Recently, there has been much excitement about the Swedish government-backed company Opibus, which unveiled its first electric safari vehicle last year. One of the company’s retrofitted Land Cruisers is in use in Ol Pejeta park, about a 5-hour drive from Nairobi, home to the world’s last remaining two Northern White Rhinos, and one of the most forward-thinking conservancies in the region.
The benefits of converting brutal ICE Land Cruisers to silent, clean, EVs in this setting are obvious. They are less intrusive to the animals, allowing visitors to get a closer look. They are less polluting amid the grandeur of the equally impressive fauna. And they can be financially supported by outside sources keen to compensate the developing world for the damage potentially done by tourists from richer parts.
Safaris were seen as a “quick win” and an entry point into the market for Opibus. But their model is one they claim can work back in the real world.
Opibus wants to electrify matatus and bodas in Nairobi. The benefits aren’t just environmental; operators could also save on burdensome fuel costs, and the vehicles require less maintenance as an EV has fewer moving parts than an ICE equivalent, they argue. Opibus’ retrofitting model could completely transform Kenya’s transport sector, the company claims.
The Kenyan government also seems keen, cutting the duty on EVs in the 2019 budget. Analysts hope these financial incentives will lead to a belated boom in clean transport investment.
Stuck in the thickening fug of exhaust fumes behind the meandering camels, I feel viscerally that the day can’t come soon enough.
Must reads from the region
It's eating season in Turkana as Tullow’s billions feed the elite, Paul Wafula and Allan Olingo, Daily Nation Drilling contractors, the security sector, and transport providers have all benefited from British company Tullow Oil’s efforts to extract fossil fuels from Kenya’s Lake Turkana. But the community the project imposes upon feels cheated, with the exploration creating “overnight millionaires while widening the gap between the rich and the poor in Turkana County.”
African countries need rich nations to take the lead on ambition at Cop26, Tanguy Gahouma-Bekale, Climate Home News The President of Gabon’s special advisor and chair of the African Group of Negotiators on climate change, which represents 25% of countries at the negotiations, says COP26 is the moment richer countries must step up and lead by example.
Zimbabwe’s Unprecedented Misfortune: The Perils of Climate Change, Sisir Devkota, Modern Diplomacy Zimbabwe is facing a food crisis after climatic changes drove unseasonable weather events and destroyed planting seasons. “Zimbabwe’s misery is the world’s harshest lesson,” Devkota writes, “it is the modern-day non-fiction of nature’s curse on humanity."

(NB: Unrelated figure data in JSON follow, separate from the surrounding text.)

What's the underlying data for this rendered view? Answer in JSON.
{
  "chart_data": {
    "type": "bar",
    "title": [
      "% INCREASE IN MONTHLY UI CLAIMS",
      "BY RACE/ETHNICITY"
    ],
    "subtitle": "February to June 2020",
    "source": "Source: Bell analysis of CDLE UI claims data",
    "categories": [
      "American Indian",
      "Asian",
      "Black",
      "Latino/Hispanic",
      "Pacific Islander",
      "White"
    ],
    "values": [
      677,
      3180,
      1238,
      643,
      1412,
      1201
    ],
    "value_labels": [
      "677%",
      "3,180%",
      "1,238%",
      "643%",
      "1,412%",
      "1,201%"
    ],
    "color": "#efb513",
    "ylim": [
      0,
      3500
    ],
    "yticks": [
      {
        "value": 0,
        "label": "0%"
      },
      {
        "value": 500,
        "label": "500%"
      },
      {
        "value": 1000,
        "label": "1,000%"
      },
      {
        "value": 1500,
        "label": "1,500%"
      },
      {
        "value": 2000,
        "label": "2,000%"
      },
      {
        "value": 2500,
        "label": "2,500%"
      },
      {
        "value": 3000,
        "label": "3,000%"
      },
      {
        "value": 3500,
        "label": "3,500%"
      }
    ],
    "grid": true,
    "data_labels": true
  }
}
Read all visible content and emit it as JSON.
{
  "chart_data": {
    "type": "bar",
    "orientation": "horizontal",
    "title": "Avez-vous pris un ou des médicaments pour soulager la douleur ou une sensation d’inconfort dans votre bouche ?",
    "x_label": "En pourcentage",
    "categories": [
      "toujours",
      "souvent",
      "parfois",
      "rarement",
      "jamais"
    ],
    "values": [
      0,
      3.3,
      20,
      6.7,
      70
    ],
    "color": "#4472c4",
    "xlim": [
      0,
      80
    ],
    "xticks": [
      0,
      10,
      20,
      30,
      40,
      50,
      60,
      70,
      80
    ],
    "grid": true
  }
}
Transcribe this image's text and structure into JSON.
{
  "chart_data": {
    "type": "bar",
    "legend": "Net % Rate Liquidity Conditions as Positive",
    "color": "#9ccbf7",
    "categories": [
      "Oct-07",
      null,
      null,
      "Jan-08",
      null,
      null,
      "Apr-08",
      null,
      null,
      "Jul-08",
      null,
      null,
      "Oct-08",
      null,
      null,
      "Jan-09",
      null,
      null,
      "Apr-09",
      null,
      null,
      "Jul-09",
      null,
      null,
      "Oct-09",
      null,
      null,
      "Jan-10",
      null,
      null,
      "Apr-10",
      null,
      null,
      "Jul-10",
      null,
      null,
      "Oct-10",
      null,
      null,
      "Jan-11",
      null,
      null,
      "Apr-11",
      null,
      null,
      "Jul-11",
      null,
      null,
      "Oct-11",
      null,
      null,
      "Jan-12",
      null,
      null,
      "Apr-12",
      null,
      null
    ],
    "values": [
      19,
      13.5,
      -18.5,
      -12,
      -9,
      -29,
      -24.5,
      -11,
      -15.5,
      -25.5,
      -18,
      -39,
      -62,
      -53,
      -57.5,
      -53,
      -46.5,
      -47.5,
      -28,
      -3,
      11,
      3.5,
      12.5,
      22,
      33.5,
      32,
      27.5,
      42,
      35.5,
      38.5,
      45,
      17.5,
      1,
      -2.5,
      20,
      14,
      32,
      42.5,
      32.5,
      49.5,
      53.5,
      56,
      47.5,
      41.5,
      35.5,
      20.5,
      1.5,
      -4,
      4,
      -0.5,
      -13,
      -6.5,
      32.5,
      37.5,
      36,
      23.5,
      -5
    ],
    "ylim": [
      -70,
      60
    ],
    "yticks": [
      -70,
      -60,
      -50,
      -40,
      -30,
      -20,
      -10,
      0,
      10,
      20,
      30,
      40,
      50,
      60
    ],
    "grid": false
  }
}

Plan to drain Congo peat bog for oil could release vast amount of carbon, Phoebe Weston, Guardian There’s a battle going on to preserve Congo’s Cuvette Centrale peatlands, which are the size of England and store 30 billion tonnes of carbon. Congolese company Petroleum Exploration and Production Africa (Pepa) announced last year that there were hundreds of millions of barrels of oil under the Cuvette Centrale; a claim disputed by NGOs.
What else I've been reading
Straight-talking Yorkshireman who has lived to 111 has his say on Brexit [...and climate change], Daily Mirror Need something a bit more light-hearted? Try this interview with the world's oldest man -111 year's old! - who is from Yorkshire, speaks Japanese and thinks climate activism is a great thing. “It’s good to see young people taking an interest. All power to Greta Thunberg," he says. Go for the quotes, stay for the amazing photos. Thank you, Bob.